Countdown to the Eclipse: Two Weeks Out!

The beauty of solar eclipses bears witness to the Creator.

by Dr. Danny R. Faulkner on March 25, 2024

We’re now two weeks from the April 8 total solar eclipse. In three previous blogposts (here is a link to the most recent one), I made suggestions for how to pick your site to view the eclipse, safety during the eclipse, and what to expect to see and experience during the eclipse. Today I want to discuss the engineering and design of total solar eclipses.

Nearly everyone understands that a solar eclipse occurs when the moon passes between the sun and earth, blocking the sun’s light from reaching the earth. The sun is 400 times larger than the moon, but the sun is also 400 times farther away than the moon is. Therefore, the sun and moon appear nearly the same size in the sky, about ½ degree across. So, when the moon passes in front of the sun, it just barely covers the sun. And the path of totality, the region where the sun is completely blocked, producing a total solar eclipse is narrow—no more than 200 miles across, and often much narrower than that. For instance, the path of totality in August 2017 was only 70 miles across, and on April 8, the path of totality will be about 120 miles wide.

The moon and sun having the same apparent size in the sky makes for spectacular total solar eclipses. If the moon were a little smaller or a little farther away, there would be no total solar eclipses. If the moon were larger or closer to the earth, solar eclipses would be over total, which would not permit us to see the prominences and the inner part of the corona.

The sun and the moon having the same apparent size also results in total solar eclipses being rare. While a total solar eclipse occurs somewhere in the world about every year and a half, the path of totality is so small that only a relatively small part of the earth experiences each eclipse. Consequently, at any given location on earth, on average, it is about four centuries between total solar eclipses. To give you an idea of the rarity of total solar eclipses, the United States won’t experience another total solar eclipse for 20 years.

Other planets have natural satellites, or moons (at the time of this writing, the total number of known natural satellites in the solar system is nearly 300). Many of those natural satellites produce solar eclipses. For instance, some of the rovers on Mars have captured solar eclipses caused by Mars’ two small natural satellites. Here is a video of Phobos, Mars’ larger and closer natural satellite, passing in front of the sun as seen from the Martian surface. Notice that Phobos is too small and/or too far from Mars to completely cover the sun. Rather than an eclipse, it is more proper to call this a transit of Phobos in front of the sun. Most of the natural satellites of the solar system appear too small to produce total solar eclipses on their planets, resulting in transits. However, some of the larger natural satellites of other planets in the solar system appear much larger in the sky than the sun does, resulting in grossly over-total eclipses. A good example of this is the Galilean satellites, the four largest moons of Jupiter. Several times through a telescope I have watched the shadow of one of the Galilean satellites move across the face of Jupiter. But unlike on earth, these eclipses are not rare, and given how grossly over total they are, they aren’t spectacular either.

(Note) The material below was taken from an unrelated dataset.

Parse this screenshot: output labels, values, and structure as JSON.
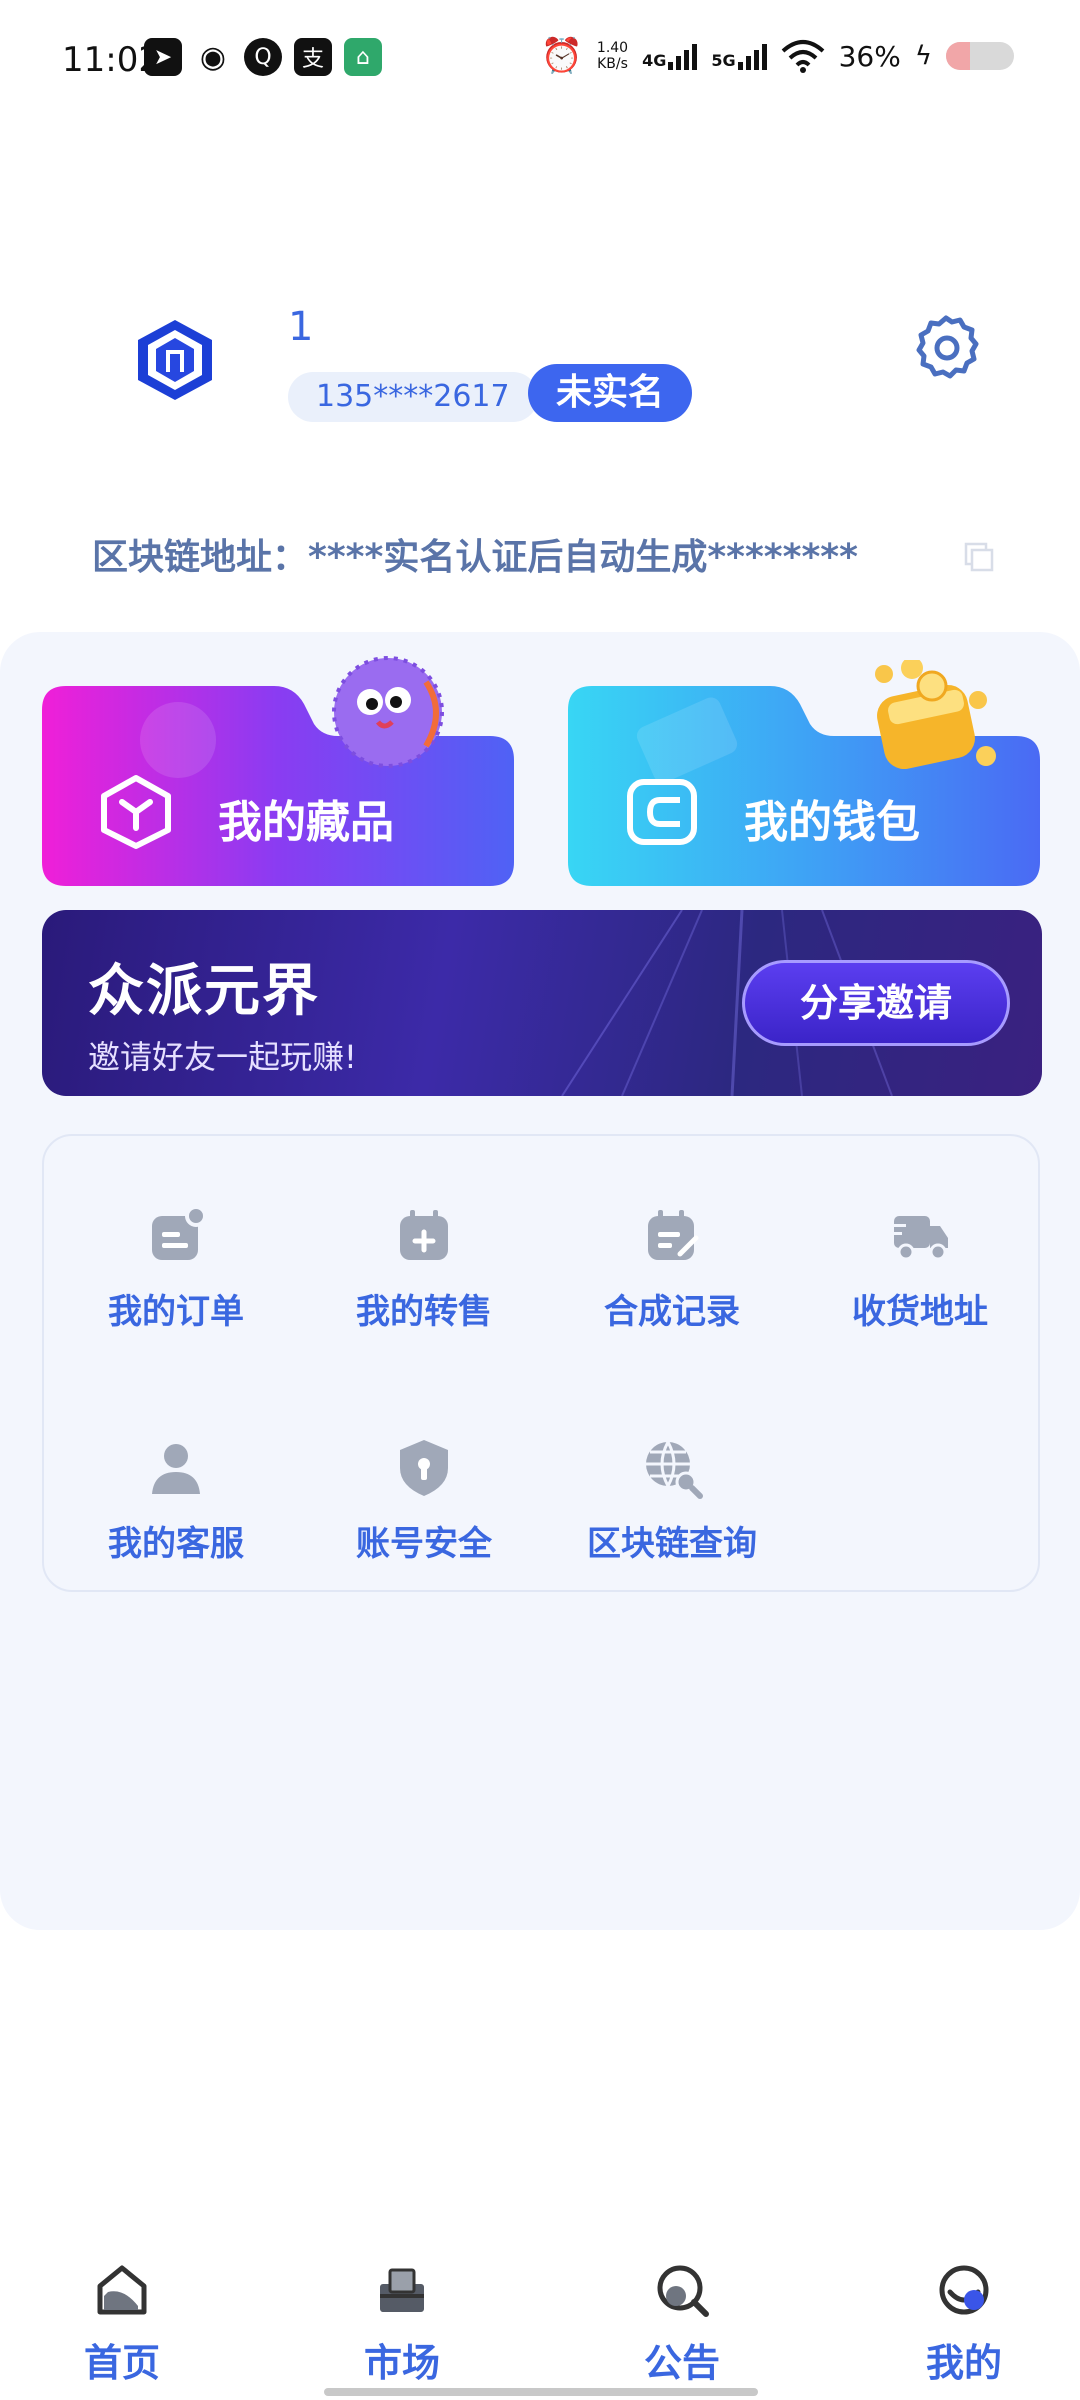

Throughout the solar system, only on earth do total solar eclipses combine rarity and spectacular appearance. And the earth is the only place in the solar system where this matters because only on earth are there humans to appreciate this fact. One could chalk this up as a fortunate coincidence, but how many coincidences is one allowed to have before one must realize that they are not coincidences at all? In many other ways, the earth is a wonderfully unique thing, not only ideally suited for our existence but also for us to enjoy.

These facts about eclipses, along with the incredible awe that total solar eclipses stir in people demonstrate that God is not only an exquisite engineer, but he is a very creative artist as well.

These facts about eclipses, along with the incredible awe that total solar eclipses stir in people demonstrate that God is not only an exquisite engineer, but he is a very creative artist as well. The experience of totality causes those who know God to reflect upon Psalm 19:1: “The heavens declare the glory of God, and the sky above proclaims his handiwork.”